Na początku roku Marc Gual przeszedł testy medyczne oraz wstępnie porozumiał się z zarządem Legii w sprawie kontraktu. Wówczas jednak cała sprawa ucichła, a nawet jej zaprzeczano. Wszystko dla dobra Hiszpana i jego aktualnego pracodawcy – Jagiellonii Białystok, do której jest wypożyczony z ukraińskiego SK Dnipro-1. Do „Pszczółek” dołączył, gdy na Ukrainie wybuchła wojna.
Jaga starała się o definitywny transfer hiszpańskiego napastnika
Ostatecznie jednak uprzedziła ją warszawska Legia, która na zasadzie wolnej transakcji sprowadzi Guala po zakończeniu trwającego sezonu.
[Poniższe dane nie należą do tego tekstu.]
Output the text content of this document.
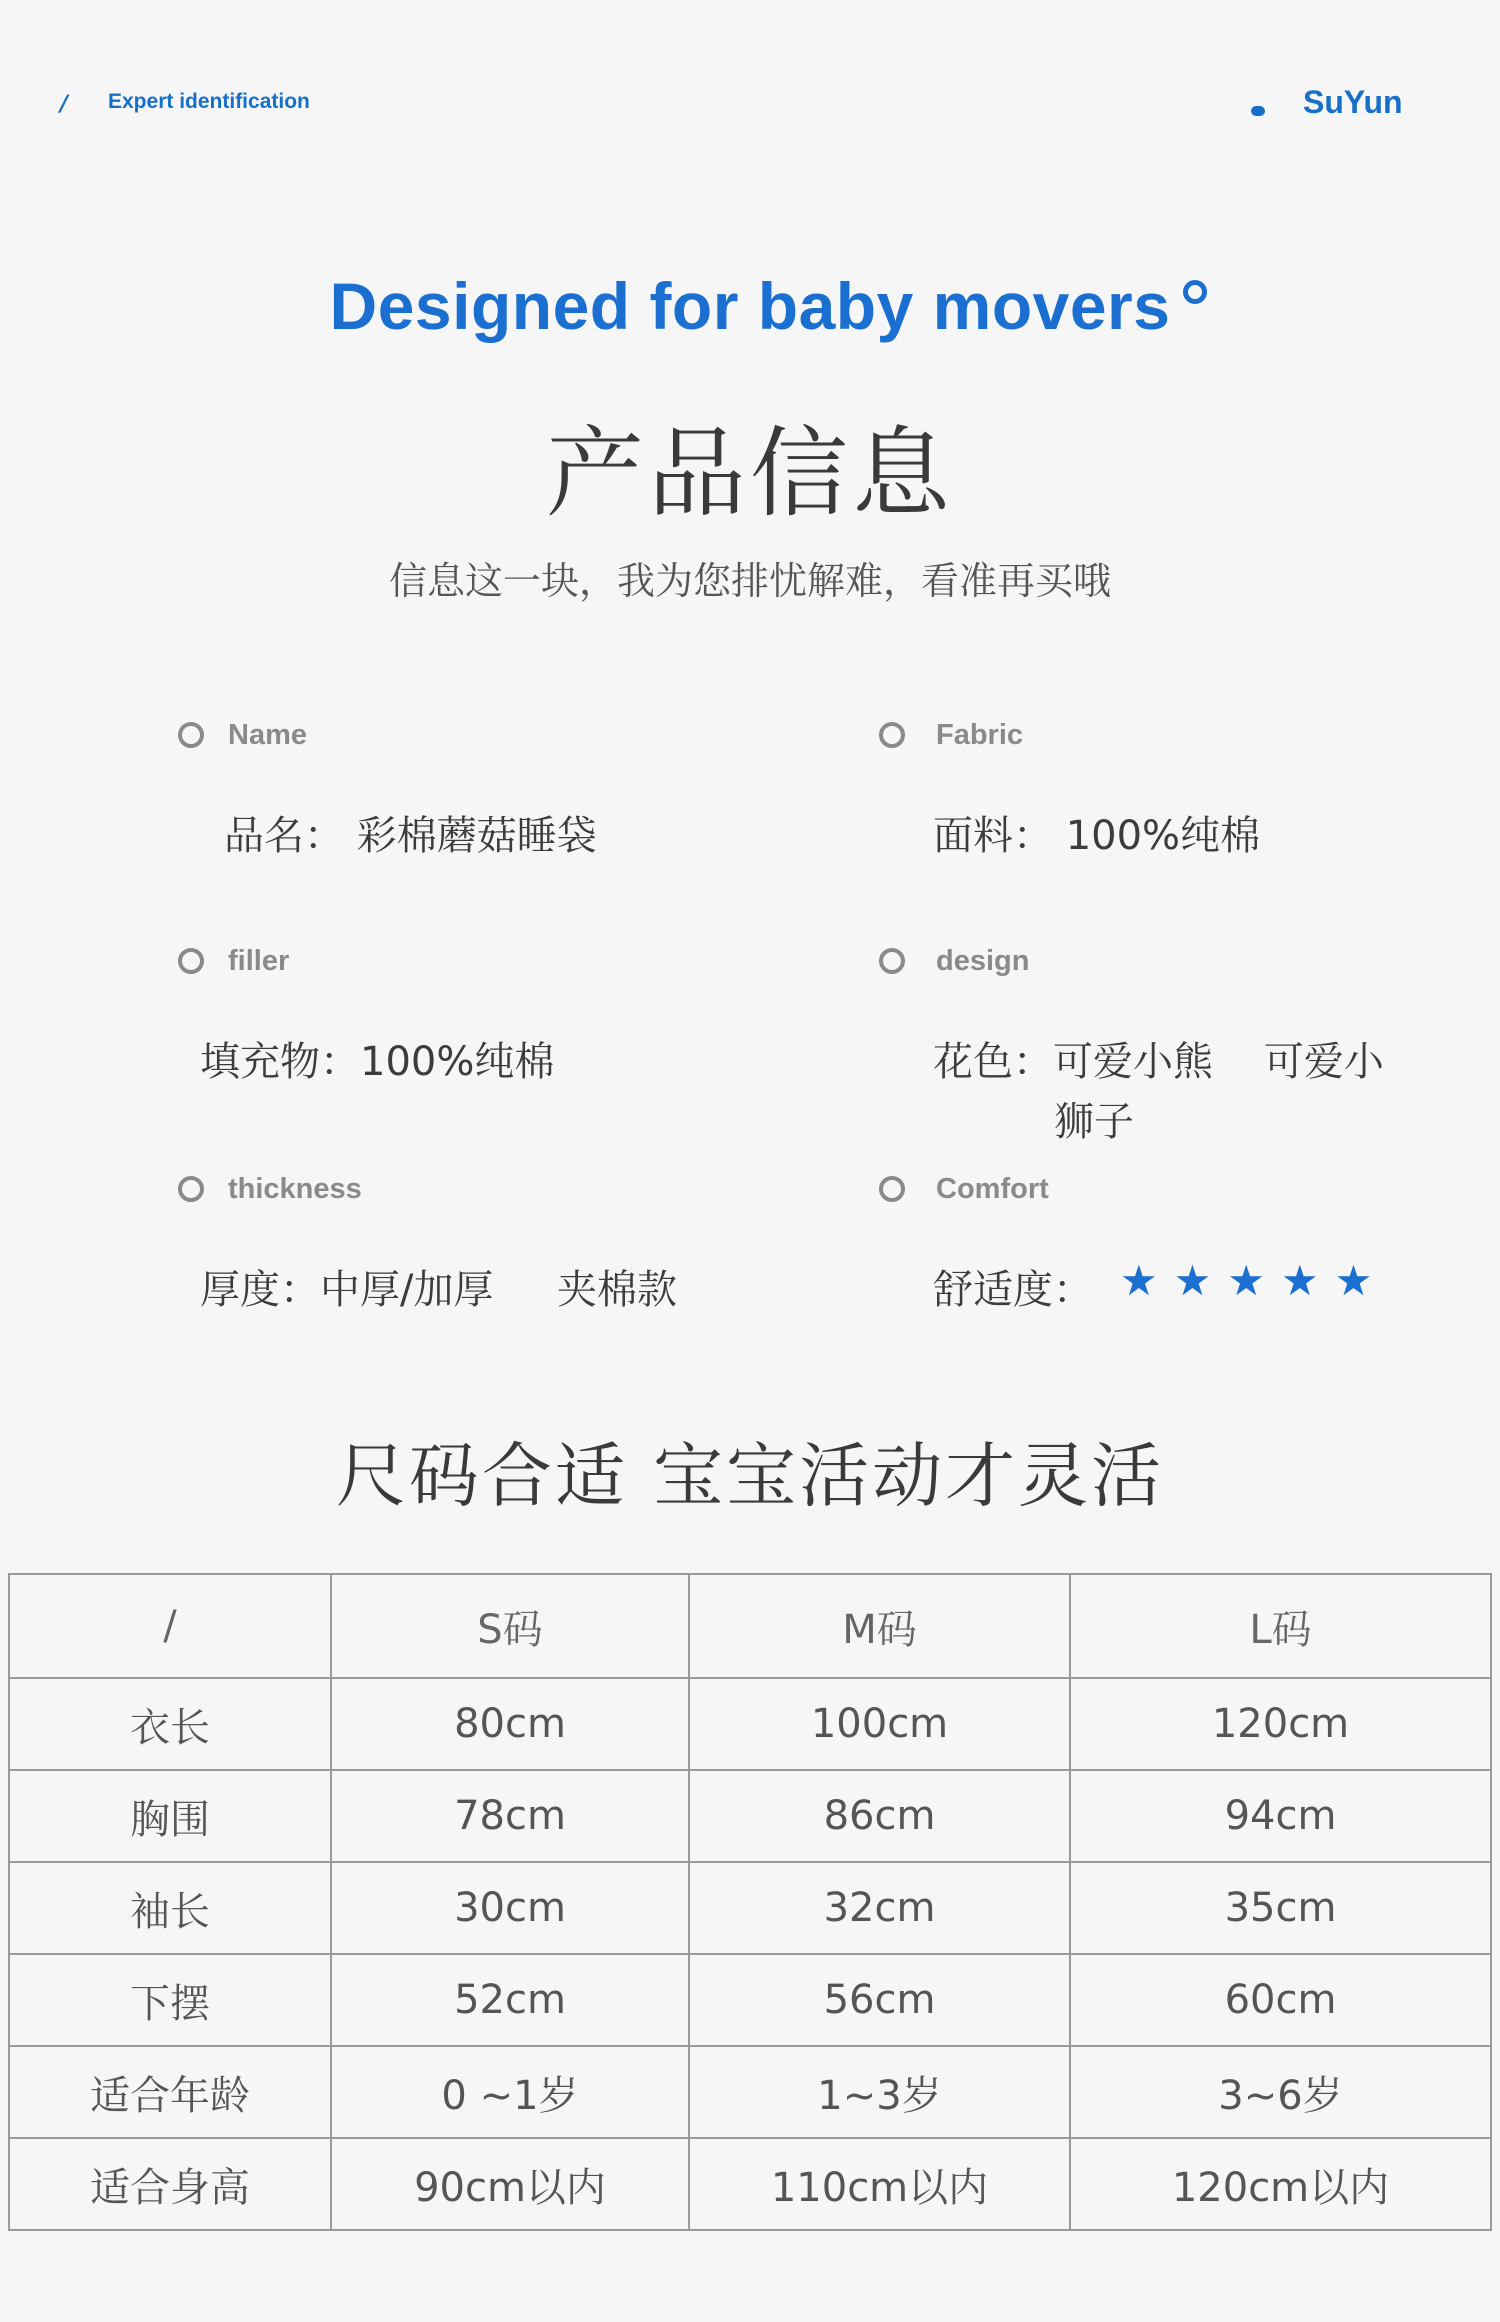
/ Expert identification	SuYun
Designed for baby movers
产品信息
信息这一块，我为您排忧解难，看准再买哦
Name
品名： 彩棉蘑菇睡袋
Fabric
面料： 100%纯棉
filler
填充物：100%纯棉
design
花色：可爱小熊    可爱小
狮子
thickness
厚度：中厚/加厚     夹棉款
Comfort
舒适度： ★ ★ ★ ★ ★
尺码合适 宝宝活动才灵活
/	S码	M码	L码
衣长	80cm	100cm	120cm
胸围	78cm	86cm	94cm
袖长	30cm	32cm	35cm
下摆	52cm	56cm	60cm
适合年龄	0 ~1岁	1~3岁	3~6岁
适合身高	90cm以内	110cm以内	120cm以内
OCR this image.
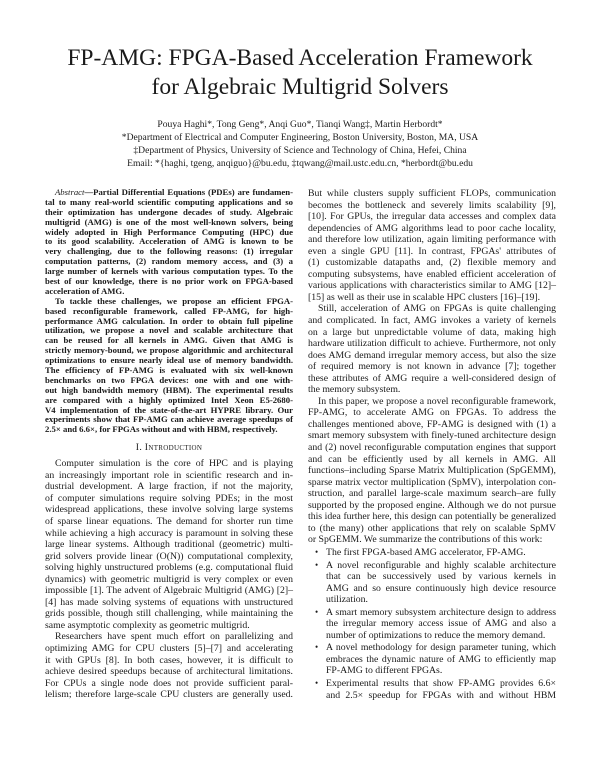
FP-AMG: FPGA-Based Acceleration Framework
for Algebraic Multigrid Solvers
Pouya Haghi*, Tong Geng*, Anqi Guo*, Tianqi Wang‡, Martin Herbordt*
*Department of Electrical and Computer Engineering, Boston University, Boston, MA, USA
‡Department of Physics, University of Science and Technology of China, Hefei, China
Email: *{haghi, tgeng, anqiguo}@bu.edu, ‡tqwang@mail.ustc.edu.cn, *herbordt@bu.edu
Abstract—Partial Differential Equations (PDEs) are fundamen-
tal to many real-world scientific computing applications and so
their optimization has undergone decades of study. Algebraic
multigrid (AMG) is one of the most well-known solvers, being
widely adopted in High Performance Computing (HPC) due
to its good scalability. Acceleration of AMG is known to be
very challenging, due to the following reasons: (1) irregular
computation patterns, (2) random memory access, and (3) a
large number of kernels with various computation types. To the
best of our knowledge, there is no prior work on FPGA-based
acceleration of AMG.
To tackle these challenges, we propose an efficient FPGA-
based reconfigurable framework, called FP-AMG, for high-
performance AMG calculation. In order to obtain full pipeline
utilization, we propose a novel and scalable architecture that
can be reused for all kernels in AMG. Given that AMG is
strictly memory-bound, we propose algorithmic and architectural
optimizations to ensure nearly ideal use of memory bandwidth.
The efficiency of FP-AMG is evaluated with six well-known
benchmarks on two FPGA devices: one with and one with-
out high bandwidth memory (HBM). The experimental results
are compared with a highly optimized Intel Xeon E5-2680-
V4 implementation of the state-of-the-art HYPRE library. Our
experiments show that FP-AMG can achieve average speedups of
2.5× and 6.6×, for FPGAs without and with HBM, respectively.
I. Introduction
Computer simulation is the core of HPC and is playing
an increasingly important role in scientific research and in-
dustrial development. A large fraction, if not the majority,
of computer simulations require solving PDEs; in the most
widespread applications, these involve solving large systems
of sparse linear equations. The demand for shorter run time
while achieving a high accuracy is paramount in solving these
large linear systems. Although traditional (geometric) multi-
grid solvers provide linear (O(N)) computational complexity,
solving highly unstructured problems (e.g. computational fluid
dynamics) with geometric multigrid is very complex or even
impossible [1]. The advent of Algebraic Multigrid (AMG) [2]–
[4] has made solving systems of equations with unstructured
grids possible, though still challenging, while maintaining the
same asymptotic complexity as geometric multigrid.
Researchers have spent much effort on parallelizing and
optimizing AMG for CPU clusters [5]–[7] and accelerating
it with GPUs [8]. In both cases, however, it is difficult to
achieve desired speedups because of architectural limitations.
For CPUs a single node does not provide sufficient paral-
lelism; therefore large-scale CPU clusters are generally used.
But while clusters supply sufficient FLOPs, communication
becomes the bottleneck and severely limits scalability [9],
[10]. For GPUs, the irregular data accesses and complex data
dependencies of AMG algorithms lead to poor cache locality,
and therefore low utilization, again limiting performance with
even a single GPU [11]. In contrast, FPGAs' attributes of
(1) customizable datapaths and, (2) flexible memory and
computing subsystems, have enabled efficient acceleration of
various applications with characteristics similar to AMG [12]–
[15] as well as their use in scalable HPC clusters [16]–[19].
Still, acceleration of AMG on FPGAs is quite challenging
and complicated. In fact, AMG invokes a variety of kernels
on a large but unpredictable volume of data, making high
hardware utilization difficult to achieve. Furthermore, not only
does AMG demand irregular memory access, but also the size
of required memory is not known in advance [7]; together
these attributes of AMG require a well-considered design of
the memory subsystem.
In this paper, we propose a novel reconfigurable framework,
FP-AMG, to accelerate AMG on FPGAs. To address the
challenges mentioned above, FP-AMG is designed with (1) a
smart memory subsystem with finely-tuned architecture design
and (2) novel reconfigurable computation engines that support
and can be efficiently used by all kernels in AMG. All
functions–including Sparse Matrix Multiplication (SpGEMM),
sparse matrix vector multiplication (SpMV), interpolation con-
struction, and parallel large-scale maximum search–are fully
supported by the proposed engine. Although we do not pursue
this idea further here, this design can potentially be generalized
to (the many) other applications that rely on scalable SpMV
or SpGEMM. We summarize the contributions of this work:
• The first FPGA-based AMG accelerator, FP-AMG.
• A novel reconfigurable and highly scalable architecture
that can be successively used by various kernels in
AMG and so ensure continuously high device resource
utilization.
• A smart memory subsystem architecture design to address
the irregular memory access issue of AMG and also a
number of optimizations to reduce the memory demand.
• A novel methodology for design parameter tuning, which
embraces the dynamic nature of AMG to efficiently map
FP-AMG to different FPGAs.
• Experimental results that show FP-AMG provides 6.6×
and 2.5× speedup for FPGAs with and without HBM
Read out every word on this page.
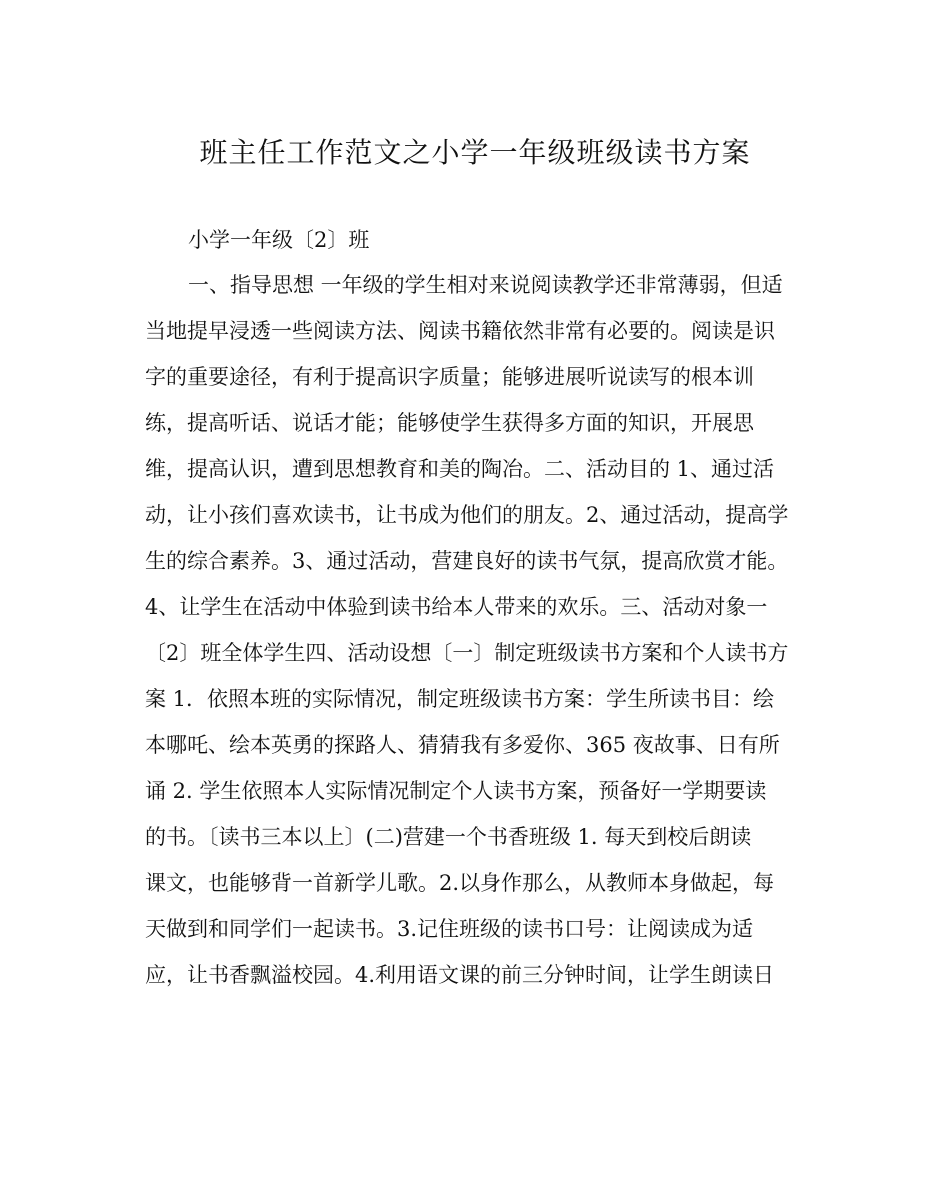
班主任工作范文之小学一年级班级读书方案
小学一年级〔2〕班
一、指导思想 一年级的学生相对来说阅读教学还非常薄弱，但适
当地提早浸透一些阅读方法、阅读书籍依然非常有必要的。阅读是识
字的重要途径，有利于提高识字质量；能够进展听说读写的根本训
练，提高听话、说话才能；能够使学生获得多方面的知识，开展思
维，提高认识，遭到思想教育和美的陶冶。二、活动目的 1、通过活
动，让小孩们喜欢读书，让书成为他们的朋友。2、通过活动，提高学
生的综合素养。3、通过活动，营建良好的读书气氛，提高欣赏才能。
4、让学生在活动中体验到读书给本人带来的欢乐。三、活动对象一
〔2〕班全体学生四、活动设想〔一〕制定班级读书方案和个人读书方
案 1．依照本班的实际情况，制定班级读书方案：学生所读书目：绘
本哪吒、绘本英勇的探路人、猜猜我有多爱你、365 夜故事、日有所
诵 2. 学生依照本人实际情况制定个人读书方案，预备好一学期要读
的书。〔读书三本以上〕(二)营建一个书香班级 1. 每天到校后朗读
课文，也能够背一首新学儿歌。2.以身作那么，从教师本身做起，每
天做到和同学们一起读书。3.记住班级的读书口号：让阅读成为适
应，让书香飘溢校园。4.利用语文课的前三分钟时间，让学生朗读日
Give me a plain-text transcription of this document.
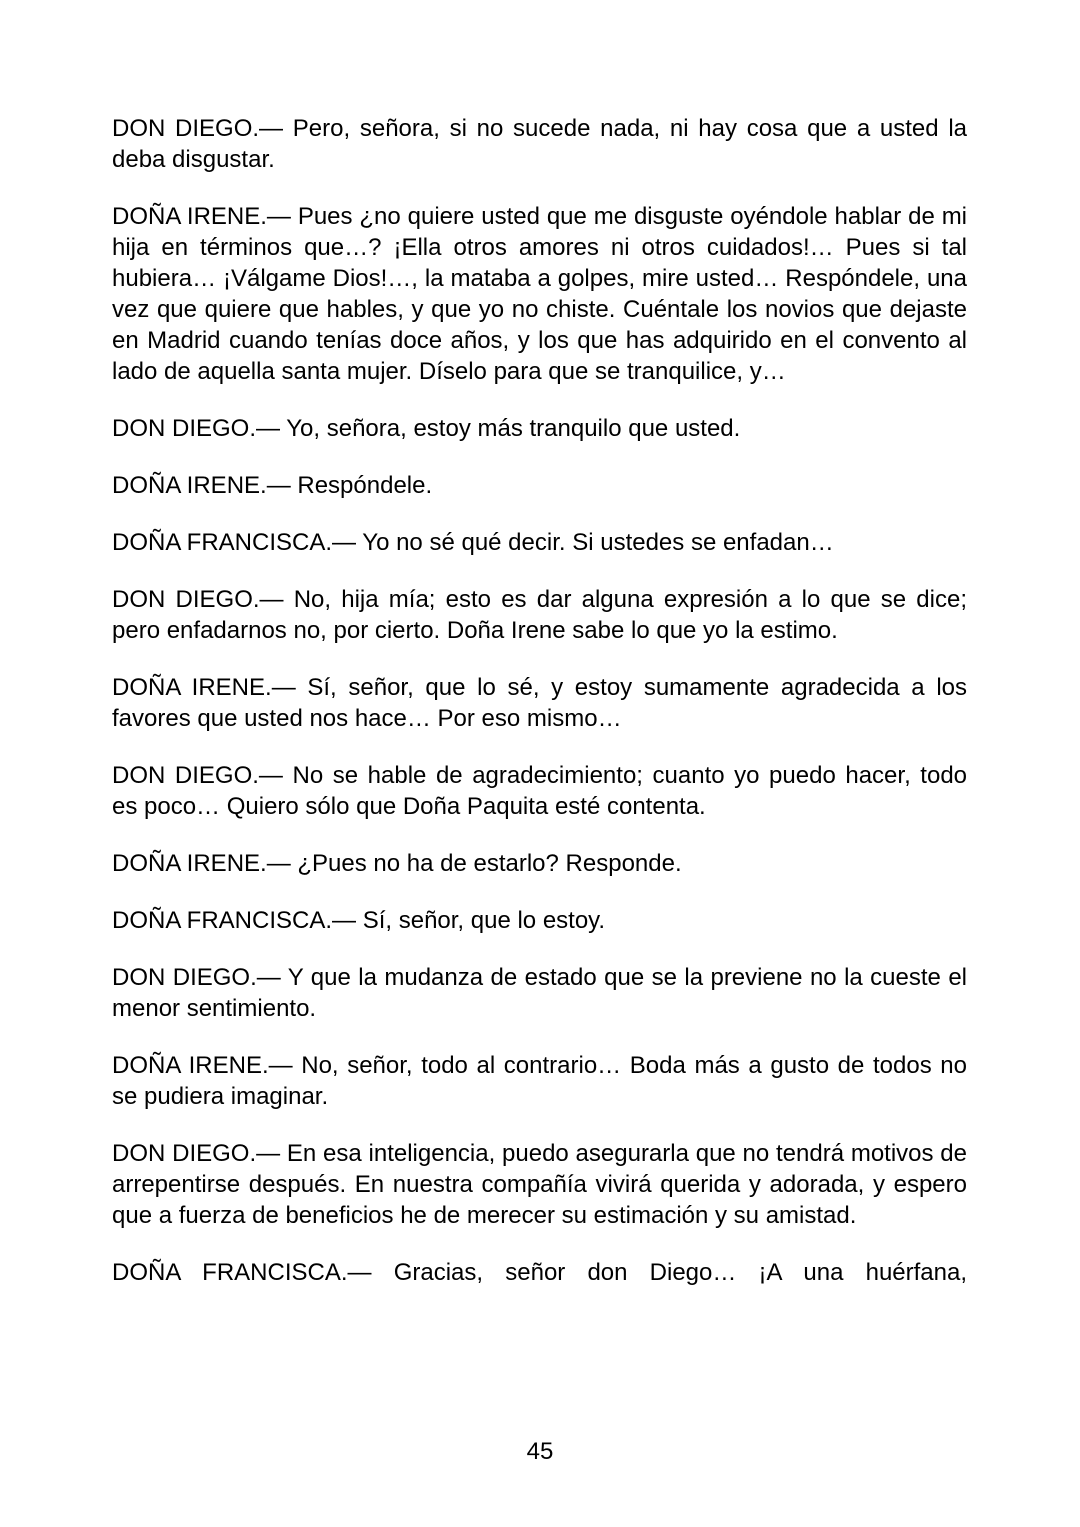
DON DIEGO.— Pero, señora, si no sucede nada, ni hay cosa que a usted la deba disgustar.

DOÑA IRENE.— Pues ¿no quiere usted que me disguste oyéndole hablar de mi hija en términos que…? ¡Ella otros amores ni otros cuidados!… Pues si tal hubiera… ¡Válgame Dios!…, la mataba a golpes, mire usted… Respóndele, una vez que quiere que hables, y que yo no chiste. Cuéntale los novios que dejaste en Madrid cuando tenías doce años, y los que has adquirido en el convento al lado de aquella santa mujer. Díselo para que se tranquilice, y…

DON DIEGO.— Yo, señora, estoy más tranquilo que usted.

DOÑA IRENE.— Respóndele.

DOÑA FRANCISCA.— Yo no sé qué decir. Si ustedes se enfadan…

DON DIEGO.— No, hija mía; esto es dar alguna expresión a lo que se dice; pero enfadarnos no, por cierto. Doña Irene sabe lo que yo la estimo.

DOÑA IRENE.— Sí, señor, que lo sé, y estoy sumamente agradecida a los favores que usted nos hace… Por eso mismo…

DON DIEGO.— No se hable de agradecimiento; cuanto yo puedo hacer, todo es poco… Quiero sólo que Doña Paquita esté contenta.

DOÑA IRENE.— ¿Pues no ha de estarlo? Responde.

DOÑA FRANCISCA.— Sí, señor, que lo estoy.

DON DIEGO.— Y que la mudanza de estado que se la previene no la cueste el menor sentimiento.

DOÑA IRENE.— No, señor, todo al contrario… Boda más a gusto de todos no se pudiera imaginar.

DON DIEGO.— En esa inteligencia, puedo asegurarla que no tendrá motivos de arrepentirse después. En nuestra compañía vivirá querida y adorada, y espero que a fuerza de beneficios he de merecer su estimación y su amistad.

DOÑA FRANCISCA.— Gracias, señor don Diego… ¡A una huérfana,

45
Oznacza to albo zwiększoną rywalizację w ataku „Wojskowych”, albo planowane roszady na tej pozycji. Już teraz trener Kosta Runjaić ma do dyspozycji Tomasa Pekharta, Carlitosa, Blaza Kramera oraz Macieja Rosołka. Z tego grona jednak tylko Czech gwarantuje regularne strzelanie goli, wobec czego można przypuszczać, że Legioniści zdecydują się na pożegnanie z którymś z pozostałych zawodników.
Szerzej o wcześniejszej karierze Guala pisaliśmy TUTAJ. Hiszpan niewątpliwie sprawdził się na polskich boiskach. W 34 meczach w barwach białostockiej ekipy zdobył 13 bramek i zaliczył cztery asysty. Najwięcej meczów rozegrał jako środkowy napastnik, ale był też ustawiany nieco niżej, jako ofensywny pomocnik. Branżowy portal transfermarkt wycenia go na 1.2 mln euro.